Big tech companies compete for AI-driven 'memories'

The proposed Project Ellmann could help Google gain an advantage in the race among tech giants to create more personalized life memories.

Google Photos and Apple Photos have been offering "memories" and albums generated based on photo trends for years.

In November last year, Google announced that with the help of artificial intelligence, Google Photos can now group similar photos together and organize screenshots into easily searchable albums.

Apple announced in June that its latest software update would include the ability for its Photos app to recognize people, dogs, and cats in users' photos. It already has the ability to categorize faces and allows users to search for them by name.

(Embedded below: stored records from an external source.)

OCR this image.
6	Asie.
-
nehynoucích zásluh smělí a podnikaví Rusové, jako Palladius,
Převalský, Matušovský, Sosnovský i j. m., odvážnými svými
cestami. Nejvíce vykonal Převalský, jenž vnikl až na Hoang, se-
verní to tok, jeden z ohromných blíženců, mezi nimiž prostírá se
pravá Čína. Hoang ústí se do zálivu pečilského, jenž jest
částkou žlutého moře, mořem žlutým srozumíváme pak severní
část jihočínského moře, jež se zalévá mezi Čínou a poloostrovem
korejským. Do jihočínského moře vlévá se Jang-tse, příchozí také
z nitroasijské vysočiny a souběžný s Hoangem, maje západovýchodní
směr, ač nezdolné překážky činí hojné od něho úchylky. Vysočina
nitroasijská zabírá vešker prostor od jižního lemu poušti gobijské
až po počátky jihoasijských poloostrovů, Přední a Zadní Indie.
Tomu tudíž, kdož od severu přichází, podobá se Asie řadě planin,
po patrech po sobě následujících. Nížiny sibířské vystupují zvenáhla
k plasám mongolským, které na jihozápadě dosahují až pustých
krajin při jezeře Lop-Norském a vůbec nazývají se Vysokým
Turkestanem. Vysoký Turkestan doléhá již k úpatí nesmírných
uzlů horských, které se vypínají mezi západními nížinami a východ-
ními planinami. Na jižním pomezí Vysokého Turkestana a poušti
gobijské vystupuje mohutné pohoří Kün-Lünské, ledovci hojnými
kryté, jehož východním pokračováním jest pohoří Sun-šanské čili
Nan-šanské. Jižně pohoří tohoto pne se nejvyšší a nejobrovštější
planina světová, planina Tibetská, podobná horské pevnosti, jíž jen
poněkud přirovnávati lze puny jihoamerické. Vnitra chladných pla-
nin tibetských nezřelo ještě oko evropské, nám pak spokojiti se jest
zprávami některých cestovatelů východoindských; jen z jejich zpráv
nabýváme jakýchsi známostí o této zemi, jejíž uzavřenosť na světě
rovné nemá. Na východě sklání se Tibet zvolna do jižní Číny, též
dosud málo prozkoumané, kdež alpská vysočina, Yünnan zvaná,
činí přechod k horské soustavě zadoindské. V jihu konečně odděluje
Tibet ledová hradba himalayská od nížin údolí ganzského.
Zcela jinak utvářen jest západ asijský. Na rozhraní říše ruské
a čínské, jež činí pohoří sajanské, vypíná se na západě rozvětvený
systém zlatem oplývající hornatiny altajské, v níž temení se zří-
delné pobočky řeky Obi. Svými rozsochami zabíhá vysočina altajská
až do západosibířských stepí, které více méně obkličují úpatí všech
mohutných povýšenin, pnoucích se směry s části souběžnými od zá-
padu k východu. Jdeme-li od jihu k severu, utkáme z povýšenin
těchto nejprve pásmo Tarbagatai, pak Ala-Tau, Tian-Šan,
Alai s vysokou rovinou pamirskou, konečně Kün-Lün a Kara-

Apple also announced an upcoming journaling app that will use on-device artificial intelligence to create personalized suggestions for users to write paragraphs describing their memories and experiences based on recent photos, locations, music, and workouts.

However, Apple, Google, and other tech giants are still grappling with the complexities of displaying and identifying images appropriately.

For example, Apple and Google avoided labeling gorillas after a 2015 report found that the companies mistakenly labeled black people as gorillas. A New York Times investigation this year found that Apple and Google's Android software, which is the foundation of most smartphones worldwide, turned off visual search capabilities for primates to avoid labeling humans as animals.

Companies including Google and Apple have added controls over time to minimize unwanted memories, but users report that they still occasionally appear, requiring multiple settings switches to minimize them.